As of the latest update, Floridians Protecting Freedom had gathered 491,892 of the 891,523 petition signatures necessary to qualify for the ballot, but that’s enough to trigger Florida Supreme Court review of the ballot summary and an estimate by state economists of its fiscal implications.
In an earlier brief, filed at the end of October, the Republican attorney general argued the ballot language is “misleading” about the breadth of the proposed amendment and an attempt to “hoodwink” voters.
Moody filed her second brief on Wednesday and it was posted to the case docket on Thursday, along with second briefs by Susan B. Anthony Pro-Life America, the Florida Conference of Catholic Bishops, and Florida Voters Against Extremism — that last group organized expressly to oppose the initiative. The opponents have asked the justices to hear oral arguments in the case.
Floridians Protecting Freedom, in its brief, argued the language is perfectly plain and easily comprehensible, and that the justices shouldn’t let “political questions” distract it from its duty to let the people decide.
That brief countered another Moody argument — that the ballot language fails to disclose that federal law could intrude on abortion rights, including through the 2003 federal ban on “partial birth abortions” (first filed in 1995 by Charles Canady, then a Florida congressman, now a justice of the Florida Supreme Court).
That refers to a procedure used in late abortions that entails the partial delivery of the fetus in rare cases to minimize damage to the uterus. Even the federal ban contains exceptions when “necessary to save the life of a mother.”
Floridians Protecting Freedom argued that the court doesn’t generally require ballot language to explore the broad range of federal law, given the limit on length, but Moody begged to differ.
“No one is saying the sponsor should have packed a comprehensive treatment of the meaning of the Partial-Birth Abortion Ban Act into the 75 words allotted … for the ballot summary. One additional word (out of the 26 left over from what the sponsor chose to include in the ballot summary) would have done the trick: ‘No state law shall … .’” (Emphasis in the original)

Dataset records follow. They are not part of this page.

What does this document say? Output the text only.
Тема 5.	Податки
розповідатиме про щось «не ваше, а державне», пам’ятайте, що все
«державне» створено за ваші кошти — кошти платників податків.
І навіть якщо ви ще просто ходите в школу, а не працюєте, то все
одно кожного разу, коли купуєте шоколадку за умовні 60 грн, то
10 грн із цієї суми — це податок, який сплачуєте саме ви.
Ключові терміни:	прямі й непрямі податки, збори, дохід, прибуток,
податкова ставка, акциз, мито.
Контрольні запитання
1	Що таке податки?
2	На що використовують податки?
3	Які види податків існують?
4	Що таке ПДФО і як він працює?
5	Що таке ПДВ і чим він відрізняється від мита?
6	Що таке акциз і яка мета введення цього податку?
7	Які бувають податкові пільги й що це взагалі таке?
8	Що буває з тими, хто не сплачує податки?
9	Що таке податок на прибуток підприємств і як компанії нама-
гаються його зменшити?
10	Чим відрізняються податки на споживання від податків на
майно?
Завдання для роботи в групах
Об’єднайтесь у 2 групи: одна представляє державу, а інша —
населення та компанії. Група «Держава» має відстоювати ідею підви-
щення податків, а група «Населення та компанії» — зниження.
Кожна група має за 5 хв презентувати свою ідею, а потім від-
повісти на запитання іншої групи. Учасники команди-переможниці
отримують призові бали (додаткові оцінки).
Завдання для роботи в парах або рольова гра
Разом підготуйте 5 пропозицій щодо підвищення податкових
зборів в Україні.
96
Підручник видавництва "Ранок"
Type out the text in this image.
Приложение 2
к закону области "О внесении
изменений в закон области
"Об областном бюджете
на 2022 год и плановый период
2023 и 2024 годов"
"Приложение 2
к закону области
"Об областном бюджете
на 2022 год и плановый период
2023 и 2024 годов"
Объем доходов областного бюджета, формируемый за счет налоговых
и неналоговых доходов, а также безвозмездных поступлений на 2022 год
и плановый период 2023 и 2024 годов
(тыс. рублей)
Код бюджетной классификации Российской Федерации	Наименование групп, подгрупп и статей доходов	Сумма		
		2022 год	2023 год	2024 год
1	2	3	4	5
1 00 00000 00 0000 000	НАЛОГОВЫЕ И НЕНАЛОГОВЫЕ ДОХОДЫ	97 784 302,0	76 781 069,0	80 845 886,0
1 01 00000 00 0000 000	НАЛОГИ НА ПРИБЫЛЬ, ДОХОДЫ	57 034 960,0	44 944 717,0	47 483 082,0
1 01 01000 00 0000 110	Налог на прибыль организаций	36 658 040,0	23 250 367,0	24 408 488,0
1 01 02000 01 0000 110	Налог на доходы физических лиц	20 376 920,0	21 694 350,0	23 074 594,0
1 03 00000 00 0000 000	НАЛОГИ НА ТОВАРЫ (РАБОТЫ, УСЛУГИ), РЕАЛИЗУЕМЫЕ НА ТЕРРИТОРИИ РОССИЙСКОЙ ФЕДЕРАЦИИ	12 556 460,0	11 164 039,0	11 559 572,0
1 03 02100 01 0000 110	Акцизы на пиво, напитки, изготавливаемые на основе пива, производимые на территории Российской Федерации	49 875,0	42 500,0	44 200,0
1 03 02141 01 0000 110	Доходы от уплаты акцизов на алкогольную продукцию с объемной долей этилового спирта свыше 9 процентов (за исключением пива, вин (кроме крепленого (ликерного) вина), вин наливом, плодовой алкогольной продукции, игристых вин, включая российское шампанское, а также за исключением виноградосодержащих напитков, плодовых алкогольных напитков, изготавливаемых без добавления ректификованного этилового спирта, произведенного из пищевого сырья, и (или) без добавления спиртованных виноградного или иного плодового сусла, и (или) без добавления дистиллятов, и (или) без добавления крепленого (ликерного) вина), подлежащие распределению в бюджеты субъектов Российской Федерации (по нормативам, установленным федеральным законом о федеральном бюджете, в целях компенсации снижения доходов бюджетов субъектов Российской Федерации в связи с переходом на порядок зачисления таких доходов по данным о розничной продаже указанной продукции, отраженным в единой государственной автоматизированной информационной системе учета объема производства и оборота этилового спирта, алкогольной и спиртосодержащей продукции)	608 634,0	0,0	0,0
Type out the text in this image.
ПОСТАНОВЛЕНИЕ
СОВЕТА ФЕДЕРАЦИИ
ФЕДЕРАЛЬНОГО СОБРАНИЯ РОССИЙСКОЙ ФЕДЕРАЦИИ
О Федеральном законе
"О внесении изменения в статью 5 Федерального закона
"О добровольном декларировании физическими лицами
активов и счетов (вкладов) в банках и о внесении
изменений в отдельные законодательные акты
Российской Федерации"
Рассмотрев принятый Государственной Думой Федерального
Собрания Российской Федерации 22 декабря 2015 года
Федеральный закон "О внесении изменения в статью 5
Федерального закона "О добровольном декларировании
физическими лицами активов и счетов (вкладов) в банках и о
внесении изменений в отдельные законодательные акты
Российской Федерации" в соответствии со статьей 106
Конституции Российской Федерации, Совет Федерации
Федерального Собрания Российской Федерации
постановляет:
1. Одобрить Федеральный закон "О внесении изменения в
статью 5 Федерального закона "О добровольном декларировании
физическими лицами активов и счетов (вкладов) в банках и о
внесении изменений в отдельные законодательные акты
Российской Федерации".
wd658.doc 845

“That single word also would have addressed the possibility that Congress would in the future enact further preemptive legislation restricting the practice of abortion. Saying ‘no law’ without the slightest qualification makes the ballot summary affirmatively misleading. Confronting this problem in no way portends an ‘onerous federal-law-identification requirement’ that is not ‘workable,’” Moody’s says.
“No amendment will ever be entirely free of ambiguity; constitutional text always requires some explication and interpretation by the legislature, executive, and judiciary,” it continues.
“But more is required when an amendment’s central operative terms — here, ‘viability,’ ‘health,’ and ‘health care provider’ — bear such a wide range of meaning as to leave to conjecture what will be the ‘main effect’ of the amendment. Amendment text of that breadth requires further explanation in the ballot summary so that voters can understand the amendment’s ‘chief purpose.’ Otherwise, voters could approve, or disapprove, the amendment despite sharply different understandings of what the amendment will do.”